Our young people need to know the risks of nuclear power in our country because they have brought up to believe everything that they say, and do not realize the risks they are exposed. But the evidence would be the time to stop with the lies and tell how things are. "Kose accompanies us on the premises of the Museum of Peace, bringing with them the documentation that has collected over the years about the effects of radiation over time, with information scientific completely absent or "softened" in the panels, video and audio guides take visitors through the horror of that August 6 at 8:15.
It shows a photo published abroad of bits of bodies collected and taken to Hiroshima laboratories in the United States to be designed and sent back without the re-released the results. then illustrates the steps of the museum where the captions go away references to the effects of "residual radiation" and "internal injuries" that occur over time.
" No mention either - he says - the stages that lead to modifications of DNA and multiple tumors. Even the diameter of the area affected by the "black rain" radiation was reduced to several kilometers, and the explanation of the effect is only mention of cases of diarrhea lasted three months.
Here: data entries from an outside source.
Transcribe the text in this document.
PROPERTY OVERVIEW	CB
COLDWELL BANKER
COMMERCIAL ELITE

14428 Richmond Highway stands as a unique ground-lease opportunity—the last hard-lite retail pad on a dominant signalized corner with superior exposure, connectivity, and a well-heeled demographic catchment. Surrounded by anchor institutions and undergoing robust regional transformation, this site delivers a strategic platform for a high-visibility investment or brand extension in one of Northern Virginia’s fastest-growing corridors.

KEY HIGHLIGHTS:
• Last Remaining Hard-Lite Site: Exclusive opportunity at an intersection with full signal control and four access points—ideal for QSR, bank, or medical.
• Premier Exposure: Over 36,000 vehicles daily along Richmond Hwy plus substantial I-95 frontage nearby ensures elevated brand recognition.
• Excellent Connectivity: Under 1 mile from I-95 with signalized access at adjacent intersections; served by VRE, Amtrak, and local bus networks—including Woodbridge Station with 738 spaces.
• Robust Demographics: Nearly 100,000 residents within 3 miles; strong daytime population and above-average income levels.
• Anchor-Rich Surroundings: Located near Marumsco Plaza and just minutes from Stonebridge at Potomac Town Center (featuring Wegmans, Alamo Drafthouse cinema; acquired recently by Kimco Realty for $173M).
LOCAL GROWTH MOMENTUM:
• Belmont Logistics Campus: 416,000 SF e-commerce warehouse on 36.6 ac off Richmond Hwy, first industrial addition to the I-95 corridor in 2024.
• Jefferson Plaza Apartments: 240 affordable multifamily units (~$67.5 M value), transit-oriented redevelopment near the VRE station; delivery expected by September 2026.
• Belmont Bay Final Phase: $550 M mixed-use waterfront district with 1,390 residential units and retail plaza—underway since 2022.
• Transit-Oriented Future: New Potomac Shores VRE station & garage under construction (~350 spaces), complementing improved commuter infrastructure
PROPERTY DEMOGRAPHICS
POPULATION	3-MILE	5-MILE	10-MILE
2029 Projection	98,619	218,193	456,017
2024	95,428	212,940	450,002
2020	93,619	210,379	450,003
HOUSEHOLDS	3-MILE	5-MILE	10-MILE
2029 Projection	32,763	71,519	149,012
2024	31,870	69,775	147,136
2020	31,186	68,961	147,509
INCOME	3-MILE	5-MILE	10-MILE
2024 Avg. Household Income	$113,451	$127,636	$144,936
Ridiculous. If I admit it, should give more people the free health care card that already is up to 227,565 survivors, and care for tens of thousands of people. The tragedy is that by dint of ignoring the seriousness of the problem, as they continue to do, to incalculable risks are condemning the victims of Fukushima, and will insist to evacuate only a strip a few miles, when they should send them all away within a radius of at least 80 km ".
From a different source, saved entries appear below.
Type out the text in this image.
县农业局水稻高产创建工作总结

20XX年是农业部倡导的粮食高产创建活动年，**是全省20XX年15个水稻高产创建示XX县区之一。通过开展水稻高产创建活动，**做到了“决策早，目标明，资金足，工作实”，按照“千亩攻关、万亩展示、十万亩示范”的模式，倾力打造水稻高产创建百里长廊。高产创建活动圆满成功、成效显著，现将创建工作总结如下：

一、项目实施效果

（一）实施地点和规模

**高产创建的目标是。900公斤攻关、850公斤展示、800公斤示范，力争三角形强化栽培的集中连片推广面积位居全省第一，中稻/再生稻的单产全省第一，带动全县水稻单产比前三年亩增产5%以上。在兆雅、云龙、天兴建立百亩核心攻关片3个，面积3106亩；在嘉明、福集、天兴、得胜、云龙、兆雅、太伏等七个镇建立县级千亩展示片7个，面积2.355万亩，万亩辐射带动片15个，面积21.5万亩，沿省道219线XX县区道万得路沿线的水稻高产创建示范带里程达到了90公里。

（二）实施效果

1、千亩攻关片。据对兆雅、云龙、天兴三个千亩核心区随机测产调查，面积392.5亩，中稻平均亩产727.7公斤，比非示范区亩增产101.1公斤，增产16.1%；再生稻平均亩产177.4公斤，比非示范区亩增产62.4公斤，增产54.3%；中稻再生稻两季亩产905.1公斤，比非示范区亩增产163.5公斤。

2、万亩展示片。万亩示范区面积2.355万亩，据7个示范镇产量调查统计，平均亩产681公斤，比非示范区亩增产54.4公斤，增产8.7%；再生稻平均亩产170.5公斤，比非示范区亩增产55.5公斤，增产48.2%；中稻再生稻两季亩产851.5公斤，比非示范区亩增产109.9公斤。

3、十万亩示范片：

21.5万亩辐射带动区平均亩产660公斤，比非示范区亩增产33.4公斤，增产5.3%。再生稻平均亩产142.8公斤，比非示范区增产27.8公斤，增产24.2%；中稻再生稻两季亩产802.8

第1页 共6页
In the large square of the museum of the bomb, Daichi, Tomoya, Shoijin, Nao Hiro makes a break for hours after seeing the device and video.'re friends teens come from Kyoto to Hiroshima - explain - because they want to understand why Japan has not learned from history to fear nuclear power.
"I was here on a trip in elementary school, but did not understand anything - Tomoya says - And I do not understand anything until a few days ago because my friends and I, like many Japanese young people believed blindly what the government told us that the plants are useful and a source of clean and safe energy.
Instead, it was not true. Understand? How can we trust what they tell us now? ".